6. The use of evidence is crucial. Note that evidence takes a variety of forms: factual evidence, conceptual evidence and argumentation, cases, examples, and more. A good seminar will evaluate and critique different kinds of evidence, as well as the relevance of those kinds of evidence to the claims each speaker makes.
7. Careful listening counts as much as speaking. It is good seminar behavior to ask someone to speak up or repeat a point that you are not sure of. It is also good seminar behavior to demonstrate that you have heard and understood a speaker with whom you are about to disagree (Well, Joan, as I understand you, you are claiming that the grass is greener on the other side. I disagree with that idea because…) .
8. Note-taking is helpful but should not be distracting. It is better (by far) not too use computers during seminar discussions. Print your preparation out beforehand, and write your other notes by hand.
9. Allow others to speak.
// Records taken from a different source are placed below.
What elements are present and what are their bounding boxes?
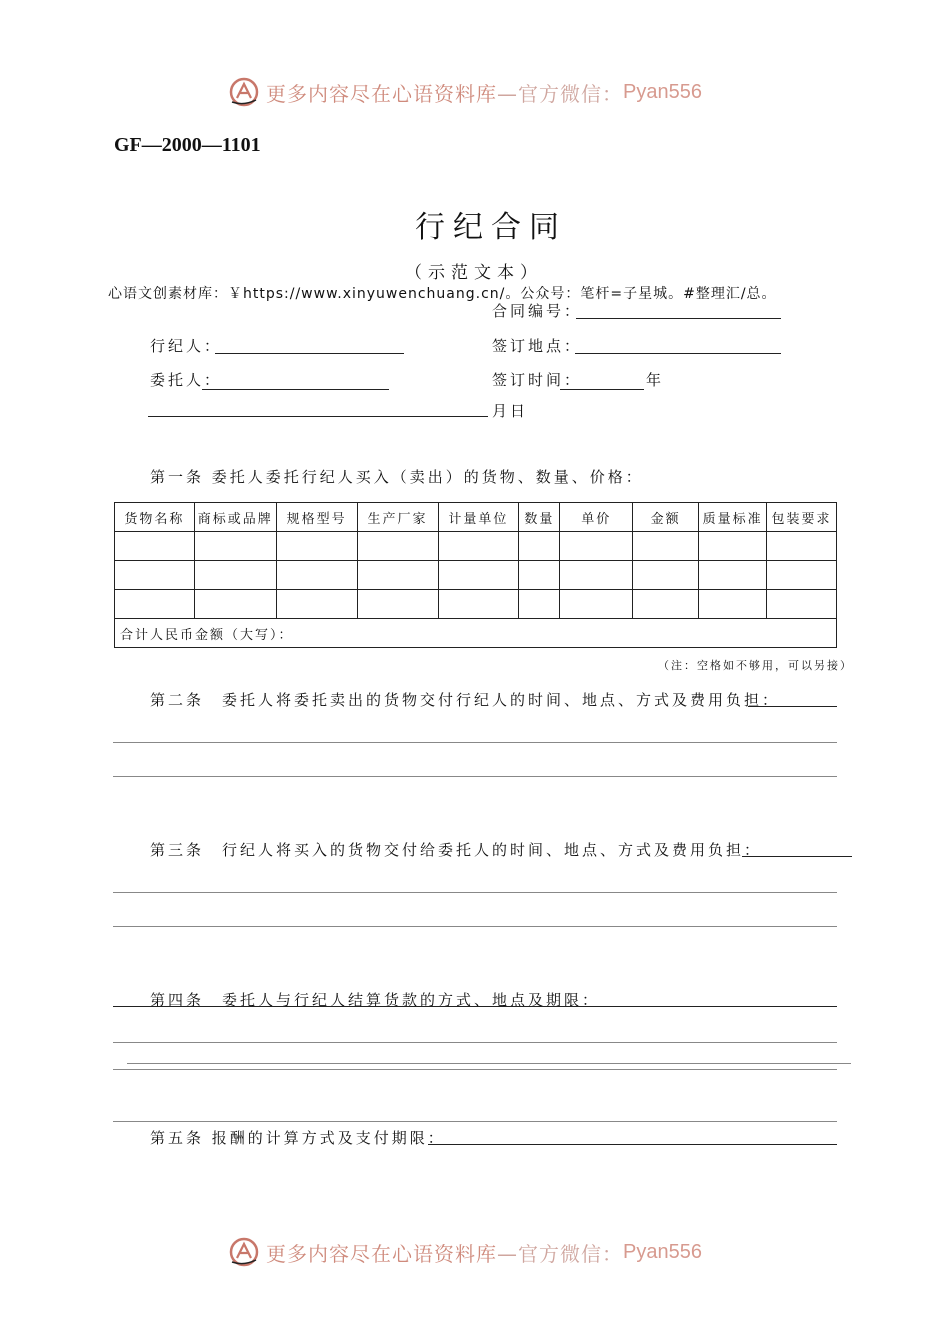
article-4-answer-line[interactable] [113,1069,837,1070]
table-row [115,561,837,590]
col-header-packaging: 包装要求 [767,503,837,532]
col-header-goods-name: 货物名称 [115,503,195,532]
col-header-unit: 计量单位 [438,503,519,532]
table-cell[interactable] [519,590,560,619]
table-cell[interactable] [115,561,195,590]
table-cell[interactable] [276,590,357,619]
table-total-row [115,619,837,648]
table-cell[interactable] [699,590,767,619]
watermark-wechat-id: Pyan556 [623,1240,702,1263]
table-cell[interactable] [276,561,357,590]
col-header-amount: 金额 [633,503,699,532]
broker-field[interactable] [215,353,404,354]
col-header-spec: 规格型号 [276,503,357,532]
table-cell[interactable] [115,590,195,619]
table-cell[interactable] [767,561,837,590]
table-cell[interactable] [438,561,519,590]
sign-time-label: 签订时间： [492,371,583,389]
sign-place-field[interactable] [575,353,781,354]
watermark-bottom [228,1236,702,1268]
contract-no-field[interactable] [576,318,781,319]
library-line: 心语文创素材库：￥https://www.xinyuwenchuang.cn/。公众号：笔杆=子星城。#整理汇/总。 [108,286,777,302]
table-cell[interactable] [194,590,276,619]
table-cell[interactable] [519,532,560,561]
total-amount-cell[interactable]: 合计人民币金额（大写）： [115,619,837,648]
col-header-brand: 商标或品牌 [194,503,276,532]
broker-label: 行纪人： [150,337,223,355]
table-cell[interactable] [633,532,699,561]
col-header-quality: 质量标准 [699,503,767,532]
watermark-title: 更多内容尽在心语资料库 [266,1241,497,1266]
article-4-answer-line[interactable] [127,1063,851,1064]
article-3-answer-line[interactable] [113,892,837,893]
article-4-answer-line[interactable] [113,1121,837,1122]
sign-place-label: 签订地点： [492,337,583,355]
doc-code: GF—2000—1101 [114,134,261,156]
article-2-field[interactable] [748,706,837,707]
table-cell[interactable] [194,561,276,590]
article-3-field[interactable] [742,856,852,857]
article-3-answer-line[interactable] [113,926,837,927]
article-1: 第一条 委托人委托行纪人买入（卖出）的货物、数量、价格： [150,468,644,486]
table-row [115,590,837,619]
article-2-answer-line[interactable] [113,776,837,777]
table-cell[interactable] [438,532,519,561]
table-cell[interactable] [357,590,438,619]
watermark-wechat-id: Pyan556 [623,80,702,103]
table-cell[interactable] [276,532,357,561]
table-cell[interactable] [194,532,276,561]
year-label: 年 [646,371,665,389]
sign-year-field[interactable] [560,389,644,390]
table-cell[interactable] [699,532,767,561]
page-title: 行纪合同 [415,210,567,245]
table-cell[interactable] [767,590,837,619]
article-4: 第四条 委托人与行纪人结算货款的方式、地点及期限： [150,991,601,1009]
table-header-row [115,503,837,532]
watermark-top [228,76,702,108]
watermark-official: —官方微信： [497,1241,623,1266]
month-day-label: 月日 [492,402,529,420]
table-note: （注：空格如不够用，可以另接） [658,659,853,672]
table-cell[interactable] [560,532,633,561]
table-cell[interactable] [519,561,560,590]
article-3: 第三条 行纪人将买入的货物交付给委托人的时间、地点、方式及费用负担： [150,841,763,859]
table-cell[interactable] [633,590,699,619]
table-cell[interactable] [560,590,633,619]
table-cell[interactable] [699,561,767,590]
watermark-title: 更多内容尽在心语资料库 [266,81,497,106]
article-2-answer-line[interactable] [113,742,837,743]
principal-field[interactable] [202,389,389,390]
table-cell[interactable] [560,561,633,590]
table-row [115,532,837,561]
table-cell[interactable] [767,532,837,561]
contract-no-label: 合同编号： [492,302,583,320]
article-4-field[interactable] [113,1006,837,1007]
sign-date-field[interactable] [148,416,488,417]
col-header-unit-price: 单价 [560,503,633,532]
article-2: 第二条 委托人将委托卖出的货物交付行纪人的时间、地点、方式及费用负担： [150,691,781,709]
table-cell[interactable] [115,532,195,561]
library-logo-icon [228,76,260,108]
table-cell[interactable] [357,561,438,590]
article-4-answer-line[interactable] [113,1042,837,1043]
page-subtitle: （示范文本） [405,263,543,283]
table-cell[interactable] [357,532,438,561]
table-cell[interactable] [438,590,519,619]
library-logo-icon [228,1236,260,1268]
article-5-field[interactable] [428,1144,837,1145]
principal-label: 委托人： [150,371,223,389]
goods-table [114,502,837,648]
table-cell[interactable] [633,561,699,590]
col-header-quantity: 数量 [519,503,560,532]
col-header-manufacturer: 生产厂家 [357,503,438,532]
article-5: 第五条 报酬的计算方式及支付期限： [150,1129,446,1147]
watermark-official: —官方微信： [497,81,623,106]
Do not monopolize the discussion, and allow others to finish before you begin. On the other hand, if someone is monopolizing the discussion, find a graceful way to interrupt and move the discussion on (Yes, John, I think you have clearly made the point that grass is actually more purple on the other side. Does someone else have thoughts on this particular topic?).
10. One important goal of the class is that everyone participates. It is your job to be prepared and ready to participate; it is also your job to see to it that everyone in your group is encouraged to say something that advances the discussion.
11. Disagrement is normal and, in fact, productive. It should, however, be respectful and thoughtful. Be sure to disagree with the idea, and not with the person.
12. Your grade for this event is in three parts: overall class grade, your participation, and preparation. Since some people feel that this is a bit more work than an ordinary “Quiz”, it will count as 60 points (20/20/20).